Les bénéficiaires doivent désigner un commissaire aux comptes qui certifiera, dans un rapport spécial, la conformité de leurs opérations de change. L’État et les établissements publics (hors banques et assurances) bénéficient automatiquement de ce statut.
– Obligations déclaratives et rapatriement des avoirs renforcés
Le titre V impose à tout résident tunisien (personne physique ou morale) de déclarer à la Banque centrale l’ensemble de ses avoirs constitués à l’étranger et de ses actifs cryptographiés dès lors que leur montant dépasse un seuil fixé par décret. Toute disposition affectant ces avoirs (cession, modification) est également soumise à déclaration.
Par ailleurs, toute personne physique ou morale résidente est tenue de rapatrier en Tunisie tous les revenus, produits financiers et recettes en devises provenant de l’exportation, des prestations de services, des opérations courantes, des opérations en capital, des avoirs à l’étranger ou de la conversion d’actifs cryptographiés.
Cette obligation ne s’applique pas aux résidents de nationalité étrangère pour les revenus tirés d’avoirs constitués avant leur installation en Tunisie. Les Tunisiens non-résidents qui deviennent résidents sont également exonérés de déclaration et de rapatriement pour les avoirs constitués avant leur retour définitif.
– Des sanctions pénales et administratives dissuasives
Le projet prévoit un arsenal répressif détaillé. Les infractions les moins graves (non-respect des conditions de transfert des frais de séjour à l’étranger, ouverture non autorisée de comptes, défaut de vente des devises sur le marché local) sont punies d’une amende égale à la valeur de l’objet de l’infraction, sans pouvoir être inférieure à 200 dinars.

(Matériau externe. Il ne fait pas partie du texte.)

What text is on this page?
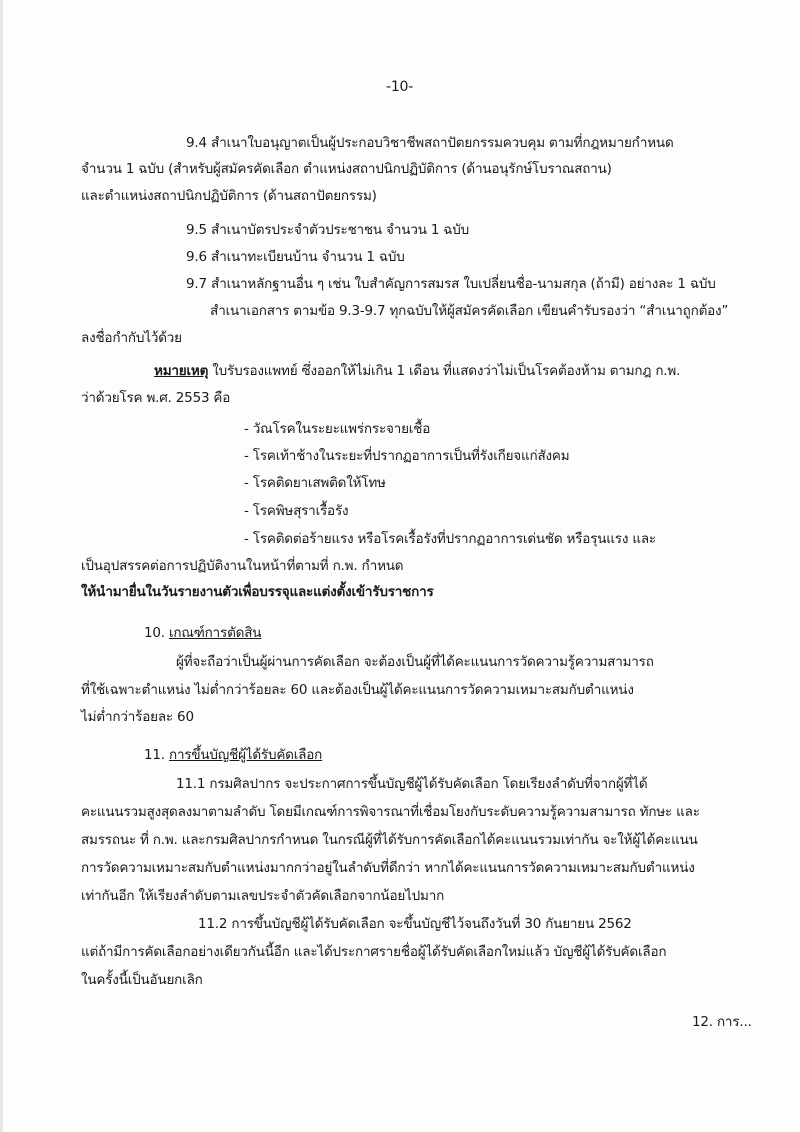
-10-
9.4 สำเนาใบอนุญาตเป็นผู้ประกอบวิชาชีพสถาปัตยกรรมควบคุม ตามที่กฎหมายกำหนด
จำนวน 1 ฉบับ (สำหรับผู้สมัครคัดเลือก ตำแหน่งสถาปนิกปฏิบัติการ (ด้านอนุรักษ์โบราณสถาน)
และตำแหน่งสถาปนิกปฏิบัติการ (ด้านสถาปัตยกรรม)
9.5 สำเนาบัตรประจำตัวประชาชน จำนวน 1 ฉบับ
9.6 สำเนาทะเบียนบ้าน จำนวน 1 ฉบับ
9.7 สำเนาหลักฐานอื่น ๆ เช่น ใบสำคัญการสมรส ใบเปลี่ยนชื่อ-นามสกุล (ถ้ามี) อย่างละ 1 ฉบับ
สำเนาเอกสาร ตามข้อ 9.3-9.7 ทุกฉบับให้ผู้สมัครคัดเลือก เขียนคำรับรองว่า “สำเนาถูกต้อง”
ลงชื่อกำกับไว้ด้วย
หมายเหตุ ใบรับรองแพทย์ ซึ่งออกให้ไม่เกิน 1 เดือน ที่แสดงว่าไม่เป็นโรคต้องห้าม ตามกฎ ก.พ.
ว่าด้วยโรค พ.ศ. 2553 คือ
- วัณโรคในระยะแพร่กระจายเชื้อ
- โรคเท้าช้างในระยะที่ปรากฏอาการเป็นที่รังเกียจแก่สังคม
- โรคติดยาเสพติดให้โทษ
- โรคพิษสุราเรื้อรัง
- โรคติดต่อร้ายแรง หรือโรคเรื้อรังที่ปรากฏอาการเด่นชัด หรือรุนแรง และ
เป็นอุปสรรคต่อการปฏิบัติงานในหน้าที่ตามที่ ก.พ. กำหนด
ให้นำมายื่นในวันรายงานตัวเพื่อบรรจุและแต่งตั้งเข้ารับราชการ
10. เกณฑ์การตัดสิน
ผู้ที่จะถือว่าเป็นผู้ผ่านการคัดเลือก จะต้องเป็นผู้ที่ได้คะแนนการวัดความรู้ความสามารถ
ที่ใช้เฉพาะตำแหน่ง ไม่ต่ำกว่าร้อยละ 60 และต้องเป็นผู้ได้คะแนนการวัดความเหมาะสมกับตำแหน่ง
ไม่ต่ำกว่าร้อยละ 60
11. การขึ้นบัญชีผู้ได้รับคัดเลือก
11.1 กรมศิลปากร จะประกาศการขึ้นบัญชีผู้ได้รับคัดเลือก โดยเรียงลำดับที่จากผู้ที่ได้
คะแนนรวมสูงสุดลงมาตามลำดับ โดยมีเกณฑ์การพิจารณาที่เชื่อมโยงกับระดับความรู้ความสามารถ ทักษะ และ
สมรรถนะ ที่ ก.พ. และกรมศิลปากรกำหนด ในกรณีผู้ที่ได้รับการคัดเลือกได้คะแนนรวมเท่ากัน จะให้ผู้ได้คะแนน
การวัดความเหมาะสมกับตำแหน่งมากกว่าอยู่ในลำดับที่ดีกว่า หากได้คะแนนการวัดความเหมาะสมกับตำแหน่ง
เท่ากันอีก ให้เรียงลำดับตามเลขประจำตัวคัดเลือกจากน้อยไปมาก
11.2 การขึ้นบัญชีผู้ได้รับคัดเลือก จะขึ้นบัญชีไว้จนถึงวันที่ 30 กันยายน 2562
แต่ถ้ามีการคัดเลือกอย่างเดียวกันนี้อีก และได้ประกาศรายชื่อผู้ได้รับคัดเลือกใหม่แล้ว บัญชีผู้ได้รับคัดเลือก
ในครั้งนี้เป็นอันยกเลิก
12. การ...
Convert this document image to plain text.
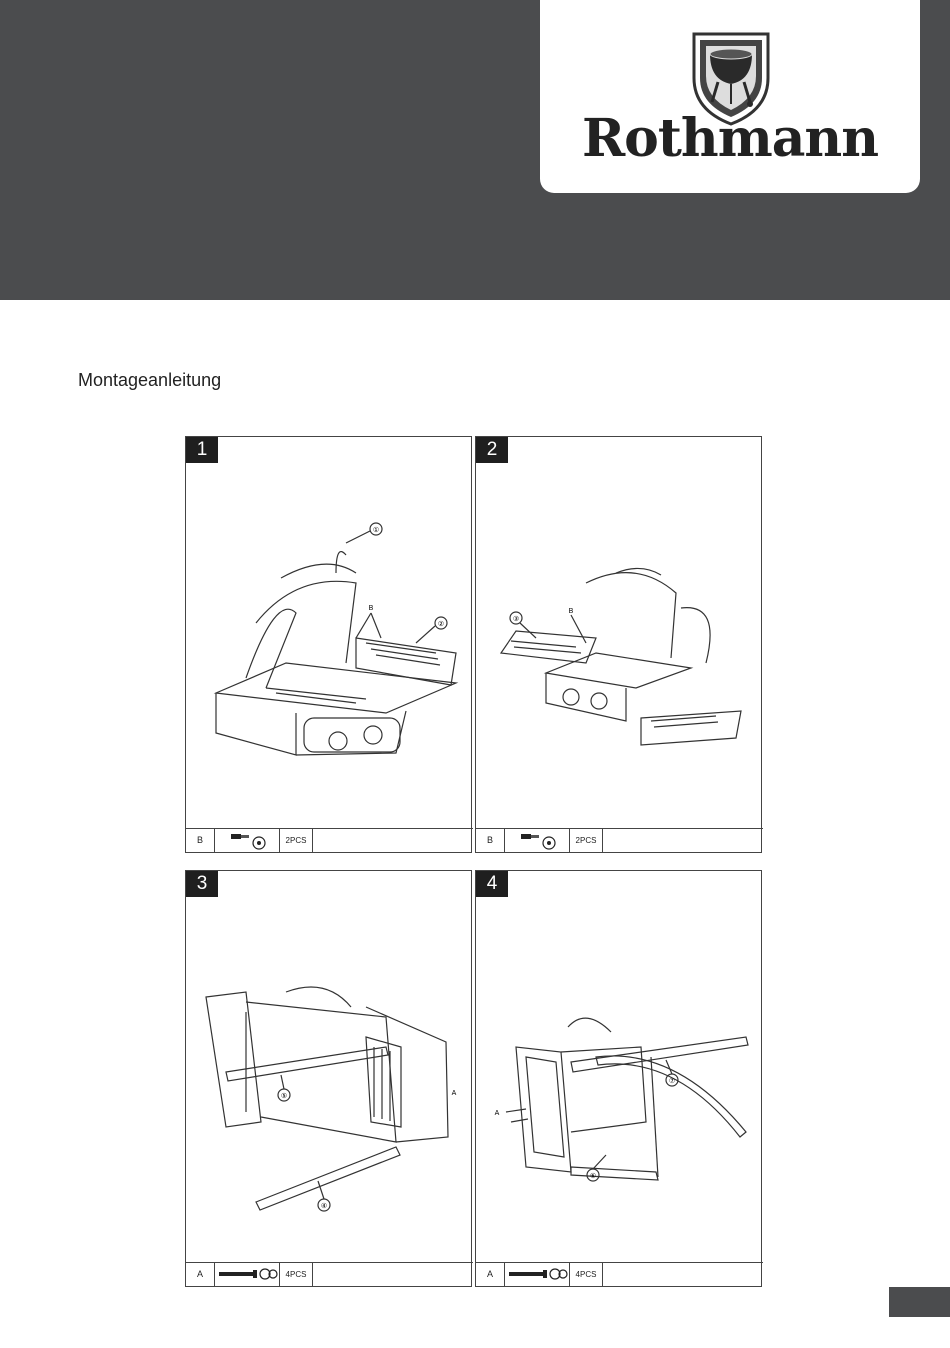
Rothmann
Montageanleitung
1
①
②
B
B	2PCS
2
③
B
B	2PCS
3
⑤
④
A
A	4PCS
4
⑦
⑥
A
A	4PCS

Les délits plus graves (défaut de déclaration des avoirs à l’étranger, non-rapatriement des revenus en devises, exercice illégal du commerce de change) sont passibles d’un emprisonnement d’un mois à trois ans et d’une amende de trois à cinq fois la valeur de l’objet de l’infraction, sans pouvoir être inférieure à 200 dinars.
En cas de récidive dans les cinq ans, les peines sont doublées. Le tribunal peut ordonner la confiscation de l’objet de l’infraction ou, à défaut, une amende compensatoire de valeur équivalente. Une procédure de « régularisation » est toutefois prévue, permettant au contrevenant de se mettre en conformité avant jugement.
– La BCT renforcée dans ses pouvoirs de contrôle
Le titre XI confie à la Banque centrale la mission de contrôler les intermédiaires agréés, les établissements de paiement, les établissements de change, les commissionnaires secondaires et les opérateurs de change agréés. Ce contrôle peut s’effectuer sur pièces ou sur place, avec accès aux informations et systèmes informatiques.
Des agents assermentés de la Banque centrale, ainsi que des agents du ministère des Finances et des Douanes, sont habilités à constater les infractions. Ils peuvent procéder à des visites dans les locaux professionnels et, sur autorisation du procureur, dans les domiciles.
– Mise en œuvre progressive et des textes d’application attendus
Le code entrera en vigueur trois mois après sa publication au Journal officiel. Les personnes physiques exerçant déjà le change manuel disposent d’un délai de trois ans pour régulariser leur situation. De nombreux décrets d’application restent à prendre, notamment sur les seuils de déclaration, les formes d’investissements à l’étranger et les conditions d’agrément des établissements de change.
– Un tournant dans la régulation financière
Ce nouveau Code des changes marque un tournant dans la régulation financière tunisienne. Il conjugue ouverture contrôlée et modernisation des outils juridiques, avec la volonté affichée de lutter contre l’économie parallèle, de favoriser le rapatriement des devises et d’attirer les investissements étrangers. Les députés devraient poursuivre l’examen du texte dans les prochaines semaines, avant un vote attendu avant la fin de l’année législative.